MySugu, l’artisanat en un clic

Actuellement à l’un des stands du Salon International de l’artisanat malien, qui a levé le rideau depuis vendredi 17 novembre, MySugu souhaite simplifier la vie du consommateur malien du XXIe siècle et promouvoir les produits « made in Mali ».

« Il y a de belles choses qui se font au Mali par des entrepreneurs chevronnés et il est important pour notre équipe de les soutenir et de les valoriser », plaide Fatoumata Sangho, fondatrice de MySugu.com, une plateforme e-commerce créée, en 2016, qui rend accessible « en un clic » les produits « made in Mali ».

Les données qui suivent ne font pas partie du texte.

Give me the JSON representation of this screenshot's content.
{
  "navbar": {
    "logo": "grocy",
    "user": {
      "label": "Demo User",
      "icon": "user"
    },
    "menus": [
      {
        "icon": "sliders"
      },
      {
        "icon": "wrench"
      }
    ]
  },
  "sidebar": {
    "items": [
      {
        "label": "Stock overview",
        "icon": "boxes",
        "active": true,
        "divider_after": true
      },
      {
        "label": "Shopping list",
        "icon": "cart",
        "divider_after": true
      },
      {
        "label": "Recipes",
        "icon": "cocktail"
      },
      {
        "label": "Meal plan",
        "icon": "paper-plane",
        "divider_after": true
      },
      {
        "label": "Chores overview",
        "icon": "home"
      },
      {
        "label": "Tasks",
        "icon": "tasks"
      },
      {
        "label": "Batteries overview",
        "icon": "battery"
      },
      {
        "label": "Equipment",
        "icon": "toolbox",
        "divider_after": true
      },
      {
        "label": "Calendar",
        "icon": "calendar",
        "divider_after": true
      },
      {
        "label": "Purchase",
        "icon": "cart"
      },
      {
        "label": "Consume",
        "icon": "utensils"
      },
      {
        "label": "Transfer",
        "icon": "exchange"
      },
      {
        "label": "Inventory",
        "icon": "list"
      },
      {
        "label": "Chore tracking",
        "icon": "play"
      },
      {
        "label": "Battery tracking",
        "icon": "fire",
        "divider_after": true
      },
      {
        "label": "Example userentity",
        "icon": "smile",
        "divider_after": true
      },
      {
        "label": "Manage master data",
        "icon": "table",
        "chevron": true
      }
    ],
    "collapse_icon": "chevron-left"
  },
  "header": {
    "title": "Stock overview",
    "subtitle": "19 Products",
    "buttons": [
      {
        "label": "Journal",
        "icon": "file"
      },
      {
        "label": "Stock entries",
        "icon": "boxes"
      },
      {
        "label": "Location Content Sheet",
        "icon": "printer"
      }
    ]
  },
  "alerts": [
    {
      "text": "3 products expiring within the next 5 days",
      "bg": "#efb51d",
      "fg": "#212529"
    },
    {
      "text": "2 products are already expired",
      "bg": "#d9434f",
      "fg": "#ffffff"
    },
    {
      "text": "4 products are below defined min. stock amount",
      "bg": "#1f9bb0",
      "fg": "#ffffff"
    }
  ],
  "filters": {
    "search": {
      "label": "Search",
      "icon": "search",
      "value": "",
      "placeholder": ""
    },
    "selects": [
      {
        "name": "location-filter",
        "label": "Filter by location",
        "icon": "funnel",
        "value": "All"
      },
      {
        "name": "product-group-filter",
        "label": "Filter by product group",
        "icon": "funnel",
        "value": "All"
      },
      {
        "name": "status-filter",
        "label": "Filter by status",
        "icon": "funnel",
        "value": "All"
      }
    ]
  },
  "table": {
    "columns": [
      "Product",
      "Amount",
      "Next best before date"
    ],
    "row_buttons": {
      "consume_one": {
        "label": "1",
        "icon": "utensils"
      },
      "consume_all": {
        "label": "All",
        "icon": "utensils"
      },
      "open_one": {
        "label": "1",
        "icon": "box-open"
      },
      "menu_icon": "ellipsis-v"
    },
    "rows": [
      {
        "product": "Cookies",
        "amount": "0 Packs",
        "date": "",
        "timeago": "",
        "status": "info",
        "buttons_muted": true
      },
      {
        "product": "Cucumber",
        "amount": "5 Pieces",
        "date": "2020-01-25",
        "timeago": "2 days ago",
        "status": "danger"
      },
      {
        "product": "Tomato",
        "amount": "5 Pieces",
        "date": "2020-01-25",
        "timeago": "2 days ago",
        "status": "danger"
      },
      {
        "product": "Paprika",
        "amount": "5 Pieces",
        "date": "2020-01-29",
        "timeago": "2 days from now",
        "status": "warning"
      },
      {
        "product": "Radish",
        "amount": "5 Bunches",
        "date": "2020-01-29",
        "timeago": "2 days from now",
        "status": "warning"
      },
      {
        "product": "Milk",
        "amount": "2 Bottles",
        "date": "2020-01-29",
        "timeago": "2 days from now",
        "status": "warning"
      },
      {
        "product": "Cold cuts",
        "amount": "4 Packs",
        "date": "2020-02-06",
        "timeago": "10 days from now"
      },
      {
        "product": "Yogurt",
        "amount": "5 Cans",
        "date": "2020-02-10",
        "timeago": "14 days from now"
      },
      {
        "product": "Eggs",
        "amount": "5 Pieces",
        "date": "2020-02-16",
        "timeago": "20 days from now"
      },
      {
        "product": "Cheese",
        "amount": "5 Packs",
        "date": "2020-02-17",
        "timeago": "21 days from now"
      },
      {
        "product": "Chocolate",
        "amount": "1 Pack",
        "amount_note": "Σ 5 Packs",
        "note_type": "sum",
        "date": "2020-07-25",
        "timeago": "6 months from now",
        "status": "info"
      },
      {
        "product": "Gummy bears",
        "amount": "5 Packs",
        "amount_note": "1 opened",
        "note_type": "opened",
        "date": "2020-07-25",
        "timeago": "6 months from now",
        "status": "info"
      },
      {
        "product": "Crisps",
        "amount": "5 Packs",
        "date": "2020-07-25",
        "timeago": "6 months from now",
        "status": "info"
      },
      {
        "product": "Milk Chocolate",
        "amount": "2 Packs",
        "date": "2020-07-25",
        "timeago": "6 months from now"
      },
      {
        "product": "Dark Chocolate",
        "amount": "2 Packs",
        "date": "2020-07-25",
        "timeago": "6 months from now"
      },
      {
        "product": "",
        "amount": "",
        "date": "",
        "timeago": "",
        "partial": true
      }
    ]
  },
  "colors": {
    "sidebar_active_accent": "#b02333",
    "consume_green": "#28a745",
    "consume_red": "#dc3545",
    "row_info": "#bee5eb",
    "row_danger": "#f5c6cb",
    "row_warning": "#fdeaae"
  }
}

Le but selon Madame Sangho est d’abord de faire la promotion des artisans maliens. « J’ai ressenti le besoin de soutenir l’artisanat malien, mais pas que, l’agro-alimentaire, les produits du bien-être, les cosmétiques locaux. Le but est d’harmoniser tout cela. Et de faire valoir, ainsi, ce qui se fait de meilleur au Mali ».

Ensuite, elle rappelle que l’évolution du monde actuel exige que l’on change également nos moyens de consommation « parce que l’on manque de temps ». Ils ont changé partout dans le monde, se sont simplifiés et au Mali également, cela devrait se faire, résume celle qui en 2010 a fait le tout premier plaidoyer lors de la première édition du Forum initié par le Président Obama avec les Jeunes Leaders Africains (YALI) et actuellement directrice Adjointe en charge de l’International à la Banque de Développement du Mali (BDM-SA).

Pour justement simplifier la vie de ceux qui désirent se procurer du « made in Mali » la plateforme « livre autant à l’intérieur du Mali que hors des frontières ». Les produits disponible sur son site s’adapte aux moyens de paiement locaux notamment le paiement classique à la livraison ou la banque mobile, mais également le paiement par Moneygram pour le consommateur étranger.

Les africains ne seraient-ils pas des entrepreneurs ?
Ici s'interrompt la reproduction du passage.